Closed FanwangM closed 2 years ago

FanwangM commented 2 years ago

The pinv2 in Scipy has been deprecated since 1.7.0, and it has been removed for 1.9.0 and above, https://github.com/scipy/scipy/pull/16245. Originally, the (Moore-Penrose) pseudo-inverse is computed by SVD including all 'large' singular values (using scipy.linalg.pinv2) and scipy.linalg.pinv obtains the (Moore-Penrose) pseudo-inverse by using least-squares solver. The least-squares implementation is less efficient, but more robust, than the SVD implementation (https://github.com/theochem/procrustes/blob/5c58d97735bfe2ec298a868f35d501f943e1e41b/procrustes/generic.py#L93-L98). But later, I think both functions use the SVD solution. Therefore, it was proposed to remove pinv2.

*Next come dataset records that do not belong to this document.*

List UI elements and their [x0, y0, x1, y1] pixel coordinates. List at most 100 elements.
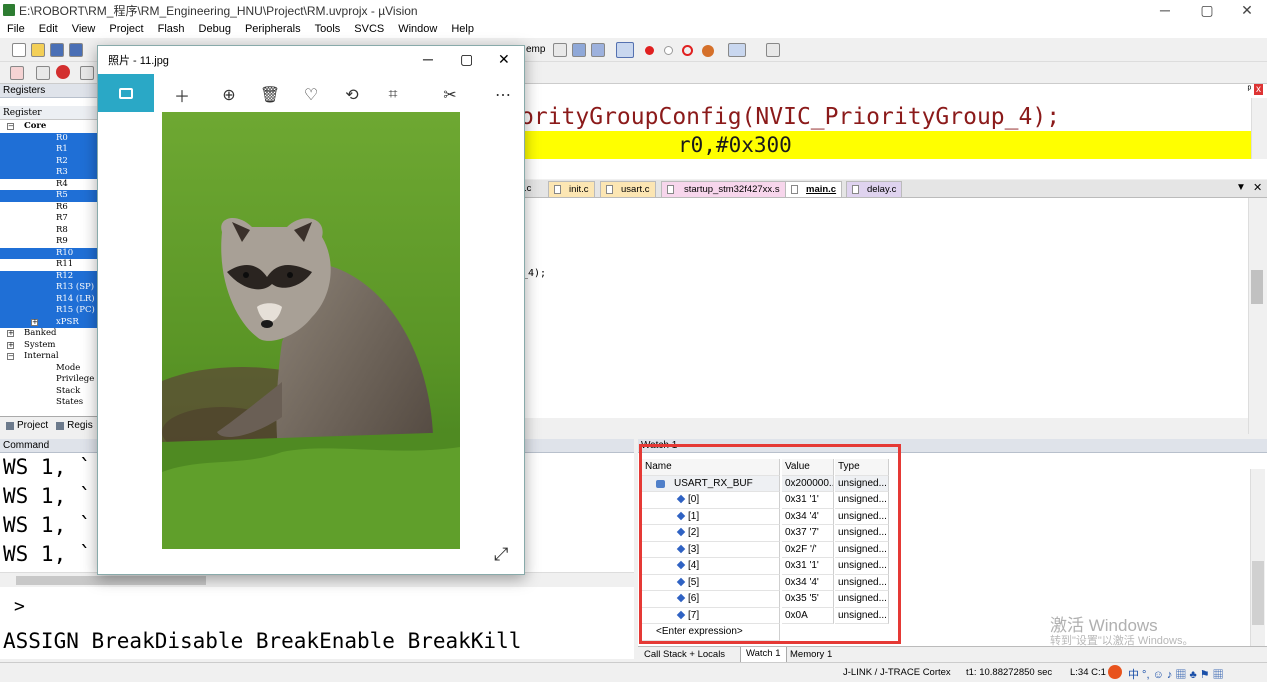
editor-scroll-thumb[interactable] [1251, 270, 1263, 304]
config-icon[interactable] [591, 43, 605, 57]
photos-maximize-button[interactable]: ▢ [460, 51, 473, 68]
menu-file[interactable]: File [0, 23, 32, 35]
photo-image [162, 112, 460, 549]
stop-icon[interactable] [56, 65, 70, 79]
tab-memory1[interactable]: Memory 1 [790, 649, 832, 660]
register-row[interactable]: R15 (PC) [0, 305, 97, 317]
zoom-icon[interactable]: ⊕ [217, 76, 241, 114]
code-line-2: r0,#0x300 [678, 133, 792, 157]
status-debugger: J-LINK / J-TRACE Cortex [843, 667, 951, 678]
window-layout-icon[interactable] [728, 43, 746, 57]
register-row[interactable]: + xPSR [0, 316, 97, 328]
register-label: R14 (LR) [56, 293, 95, 304]
edit-icon[interactable]: ✂ [438, 76, 462, 114]
register-label: R7 [56, 213, 68, 223]
command-input[interactable]: > [0, 588, 634, 626]
crop-icon[interactable]: ⌗ [381, 76, 405, 114]
tab-partial[interactable]: .c [524, 183, 531, 194]
new-file-icon[interactable] [12, 43, 26, 57]
menu-edit[interactable]: Edit [32, 23, 65, 35]
register-row[interactable]: R13 (SP) [0, 282, 97, 294]
editor-vscrollbar[interactable] [1248, 198, 1267, 434]
tab-init-c[interactable]: init.c [548, 181, 595, 197]
maximize-button[interactable]: ▢ [1188, 0, 1226, 20]
menu-window[interactable]: Window [391, 23, 444, 35]
register-row[interactable]: R2 [0, 155, 97, 167]
photos-view-button[interactable] [98, 74, 154, 112]
photos-close-button[interactable]: ✕ [498, 51, 510, 68]
breakpoint-disabled-icon[interactable] [664, 46, 673, 55]
menu-help[interactable]: Help [444, 23, 481, 35]
expand-toggle-icon[interactable]: + [7, 330, 14, 337]
clear-breakpoints-icon[interactable] [702, 45, 714, 57]
tab-delay-c[interactable]: delay.c [846, 181, 903, 197]
tab-watch1[interactable]: Watch 1 [740, 647, 787, 663]
menu-debug[interactable]: Debug [192, 23, 238, 35]
menu-bar: File Edit View Project Flash Debug Perip… [0, 20, 1267, 38]
expand-toggle-icon[interactable]: + [31, 318, 38, 326]
reset-icon[interactable] [10, 66, 24, 80]
menu-view[interactable]: View [65, 23, 103, 35]
tab-startup[interactable]: startup_stm32f427xx.s [661, 181, 786, 197]
rotate-icon[interactable]: ⟲ [340, 76, 364, 114]
save-icon[interactable] [50, 43, 64, 57]
register-label: Mode [56, 362, 81, 373]
breakpoint-icon[interactable] [645, 46, 654, 55]
tab-usart-c[interactable]: usart.c [600, 181, 656, 197]
command-scroll-thumb[interactable] [16, 576, 206, 585]
dropdown-icon[interactable] [553, 43, 567, 57]
disassembly-scrollbar[interactable] [1251, 98, 1267, 159]
minimize-button[interactable]: ─ [1146, 0, 1184, 20]
panel-pin-close[interactable]: ᵖ x [1236, 84, 1267, 98]
watch-vscrollbar[interactable] [1250, 469, 1265, 647]
run-icon[interactable] [36, 66, 50, 80]
photos-minimize-button[interactable]: ─ [423, 51, 433, 67]
close-tab-icon[interactable]: ✕ [1253, 181, 1262, 194]
menu-svcs[interactable]: SVCS [347, 23, 391, 35]
tab-menu-icon[interactable]: ▼ [1236, 182, 1246, 193]
code-line-1: orityGroupConfig(NVIC_PriorityGroup_4); [520, 104, 1061, 130]
ime-icon[interactable] [1108, 665, 1122, 679]
tab-main-c[interactable]: main.c [785, 181, 843, 197]
favorite-icon[interactable]: ♡ [299, 76, 323, 114]
watch-scroll-thumb[interactable] [1252, 561, 1264, 625]
raccoon-photo [162, 112, 460, 549]
menu-flash[interactable]: Flash [151, 23, 192, 35]
pin-icon[interactable]: ᵖ [1247, 84, 1251, 95]
add-icon[interactable]: ＋ [170, 76, 194, 114]
file-icon [667, 185, 674, 194]
tab-project[interactable]: Project [17, 420, 48, 431]
tab-callstack[interactable]: Call Stack + Locals [644, 649, 725, 660]
status-time: t1: 10.88272850 sec [966, 667, 1053, 678]
wrench-icon[interactable] [766, 43, 780, 57]
close-button[interactable]: ✕ [1228, 0, 1266, 20]
step-icon[interactable] [80, 66, 94, 80]
close-panel-icon[interactable]: x [1254, 84, 1263, 95]
more-icon[interactable]: ⋯ [491, 76, 515, 114]
expand-toggle-icon[interactable]: + [7, 341, 14, 349]
menu-tools[interactable]: Tools [308, 23, 348, 35]
register-row[interactable]: R12 [0, 270, 97, 282]
expand-icon[interactable]: ⤢ [494, 544, 508, 565]
register-row[interactable]: R0 [0, 132, 97, 144]
expand-toggle-icon[interactable]: − [7, 123, 14, 130]
kill-breakpoints-icon[interactable] [682, 45, 693, 56]
find-icon[interactable] [572, 43, 586, 57]
debug-session-icon[interactable] [616, 42, 634, 58]
open-folder-icon[interactable] [31, 43, 45, 57]
register-row[interactable]: R5 [0, 190, 97, 202]
tab-label: delay.c [867, 184, 897, 195]
register-row[interactable]: R14 (LR) [0, 293, 97, 305]
register-label: R3 [56, 167, 68, 177]
register-row[interactable]: R10 [0, 247, 97, 259]
menu-project[interactable]: Project [102, 23, 150, 35]
save-all-icon[interactable] [69, 43, 83, 57]
tab-registers[interactable]: Regis [67, 420, 93, 431]
register-row[interactable]: R3 [0, 167, 97, 179]
command-prompt: > [14, 596, 25, 617]
expand-toggle-icon[interactable]: − [7, 353, 14, 360]
menu-peripherals[interactable]: Peripherals [238, 23, 308, 35]
register-label: xPSR [56, 316, 79, 327]
register-row[interactable]: R1 [0, 144, 97, 156]
delete-icon[interactable]: 🗑 [258, 76, 282, 114]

So, for newer versions of Scipy >= 1.9.0, it would be a problem to use pinv2. Therefore, I think the easiest solution is to stick to pinv and remove pinv2. Another option is to provide different solutions for different versions of Scipy greater than 1.9.0 or less than 1.9.0. What do you prefer? @PaulWAyers @Ali-Tehrani

PaulWAyers commented 2 years ago

I think there is no choice here. It bothers me that under-the-hood the SVD is the iterative SVD that can fail due to "lack of convergence" and this is a problem we've observed happens sometimes, as opposed to the rigorous factorization of a matrix which is always fine. But with current versions, scipy.pinv, scipy.pinv2, and numpy.pinv are all the same. No need to distinguish.

See the discussion https://github.com/scipy/scipy/issues/8861#issuecomment-1030803006

PaulWAyers commented 2 years ago

We need to remember this: if we end up with "SVD did not converge" errors we will need to add in a brute strength implementation using the dgesvd SVD driver (accessible in scipy).